Director: Alex Gibney
Ideology is a concept closely tied to conviction, and faith plays a large part in it and in the confirmation of the worldview. In his new documentarian Alex Gibney, who has excelled at the medium and has the Oscar to prove it, has set his sights on what is a low hanging fruit: the church of scientology. This is not to say that the documentary is not well made or a compelling view, because it is – Gibney knows how to get reactions out of the audience and knows how to make a documentary palatable, infuriating, exciting, and with a message. It’s just that this HBO film begs the question as to whether it was a necessary message to be presented in the first place. The film takes a superior tone, and it paints this particular worldview in the worst possible light – but I’ll get to that in a bit.
The structure of the film is interesting, almost episodic in scope. There isn’t so much an over-arching narrative as much as individual aspects of the church, its history, and the system of beliefs are illustrated all to eventually culminate in the wrongs perpetrated by the church and a call for its tax exemption to be revoked – not because it is not a religious entity but because of the fact that its mode of operation is akin to that of a business and not of a religious entity. The film dedicates a significant portion of its first half to the man behind the movement: L. Ron Hubbard. This is by far the most compelling and interesting portion of the film, as it delves into the legend and how such a bizarre character could end up crafting a religious movement that now counts thousands of followers around the world. L. Ron Hub, as his followers call him, was a slightly unhinged former veteran who shifted his attention to the writing of pulp science fiction from which he borrowed what would become the basic components of his focus on dianetics. Once his research went out of fashion with mass audiences, Hubbard adapted these ideas into a mission of faith – one still very much rooted in his sci-fi roots, yet skillfully ensconced behind regulations and red tape that would require commitment and overwhelming involvement from the faithful before it being revealed to them.
Following a biography of its elder and prophet the film focuses on the more visible aspects of scientology that most people associate the religion with: the followers who happen to be celebrities as well. Specifically John Travolta and Tom Cruise. Hearsay takes over the documentary as the interviewees (all former believers who have since left the church) come up with possible reasons as to why the actors continue to be members as well as serving as the most public faces of the church. Interestingly the film does not mention other famous members such as Kirstie Alley, Erika Christensen, Laura Prepon, Kelly Preston, Jenna Elfman, Jason Lee, Beck, Juliette Lewis, Elisabeth Moss, Michael Peña, Giovanni Ribisi, and Greta Van Susteren.
The most compelling parts of the documentary are when the interviewees describe the horrific and troubling experiences they encountered while members – the fact that some former high-ranking officers are part of this group makes the case even stronger. Bizarrely, again, certain high-profile stories are not included in the film, such as Leah Remini’s recent and public ousting as well as the apparent disappearance of Michelle Miscavige (the wife of the church’s current leader David Miscavige) who hasn’t been seen in public since 2007. Either way there was enough to attack and condemn without these items.
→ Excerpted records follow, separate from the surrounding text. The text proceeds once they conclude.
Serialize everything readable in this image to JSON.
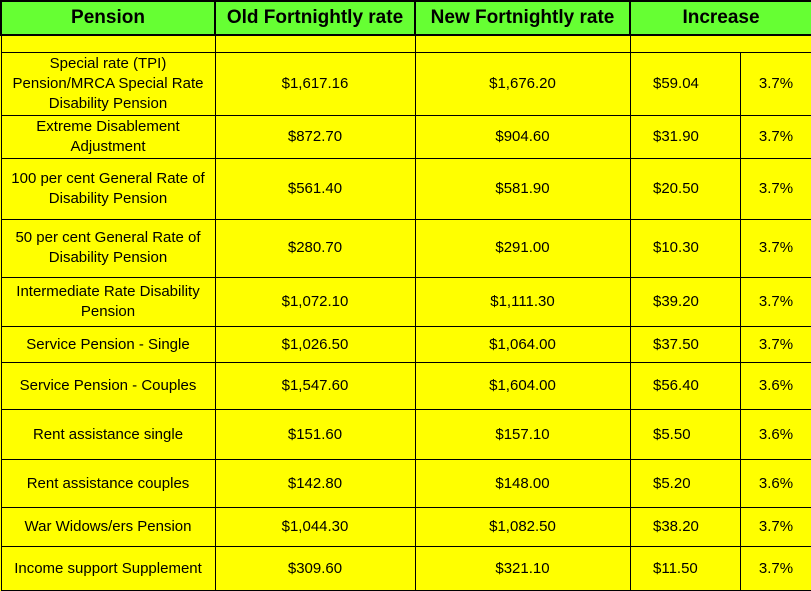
{
  "header": {
    "pension": "Pension",
    "old_rate": "Old Fortnightly rate",
    "new_rate": "New Fortnightly rate",
    "increase": "Increase"
  },
  "rows": [
    {
      "name": "Special rate (TPI) Pension/MRCA Special Rate Disability Pension",
      "old": "$1,617.16",
      "new": "$1,676.20",
      "increase": "$59.04",
      "percent": "3.7%"
    },
    {
      "name": "Extreme Disablement Adjustment",
      "old": "$872.70",
      "new": "$904.60",
      "increase": "$31.90",
      "percent": "3.7%"
    },
    {
      "name": "100 per cent General Rate of Disability Pension",
      "old": "$561.40",
      "new": "$581.90",
      "increase": "$20.50",
      "percent": "3.7%"
    },
    {
      "name": "50 per cent General Rate of Disability Pension",
      "old": "$280.70",
      "new": "$291.00",
      "increase": "$10.30",
      "percent": "3.7%"
    },
    {
      "name": "Intermediate Rate Disability Pension",
      "old": "$1,072.10",
      "new": "$1,111.30",
      "increase": "$39.20",
      "percent": "3.7%"
    },
    {
      "name": "Service Pension - Single",
      "old": "$1,026.50",
      "new": "$1,064.00",
      "increase": "$37.50",
      "percent": "3.7%"
    },
    {
      "name": "Service Pension - Couples",
      "old": "$1,547.60",
      "new": "$1,604.00",
      "increase": "$56.40",
      "percent": "3.6%"
    },
    {
      "name": "Rent assistance single",
      "old": "$151.60",
      "new": "$157.10",
      "increase": "$5.50",
      "percent": "3.6%"
    },
    {
      "name": "Rent assistance couples",
      "old": "$142.80",
      "new": "$148.00",
      "increase": "$5.20",
      "percent": "3.6%"
    },
    {
      "name": "War Widows/ers Pension",
      "old": "$1,044.30",
      "new": "$1,082.50",
      "increase": "$38.20",
      "percent": "3.7%"
    },
    {
      "name": "Income support Supplement",
      "old": "$309.60",
      "new": "$321.10",
      "increase": "$11.50",
      "percent": "3.7%"
    }
  ],
  "colors": {
    "header_bg": "#66ff33",
    "body_bg": "#ffff00",
    "border": "#000000"
  }
}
Corruption, violence, and all-around bad behavior charges are laid on the church and on Miscavige (who was raised in the church and groomed by Hubbard himself). The claims are compelling and convincing, enough evidence is provided that would confirm the message that scientology is a less than transparent organization (pardon the pun, as the highest level a faithful can achieve is what gives the film its title).
There was something, though, that troubled me when viewing this film. The attacks are not only on the way the church may have committed serious crimes, but they are personal and make light of the belief system itself. The filmmakers feel like they are entitled to this given the type of evidence provided – they paint Hubbard as a lunatic, they prey on the followers and it is clear that they cannot comprehend how any person could believe in Xenu, thetans, and the like. Full disclosure, it does sound ridiculous and it is easy to laugh at, but such a reaction is problematic. One needs to make sure that in doing so a door is opened. Most churches are far from blameless. A simple moment taken to recount the horrors inflicted by most religions and its leaders would bring up recent and historical accounts of torture, pain, and corruption (of which we still have the evidence). In addition, the core beliefs of many religions sound ridiculous to an outsider as well. The Church of LDS (a relatively young church) believe that Jesus visited the Americas and that there are multiple worlds and their versions of cosmology would seem baffling to non-believers. Christians believe that a man lost his strength when his hair got cut off, that a city’s walls fell due to soldier’s screams, they believe that crowds were fed with only a couple of fish and some bread, they also believe that frogs rained down from the sky. These are just some examples of moments taken out of context that were used to make a point: faith and ideology are constructions that people ascribe to and many times dedicate their lives to, and to narrow it all down to the most (to some) ludicrous portions negates someone’s belief system and core ideological perspective. It is dangerous to do so because it allows for criticism and ridicule to be turned back onto those doing the pointing, and no one is blameless. I am all for investigating an organization that may be dangerous or that may be being run in a problematic way, but the focus should stay on the actions. Otherwise those who want to portray themselves as saviors or agents of change simply become bullies.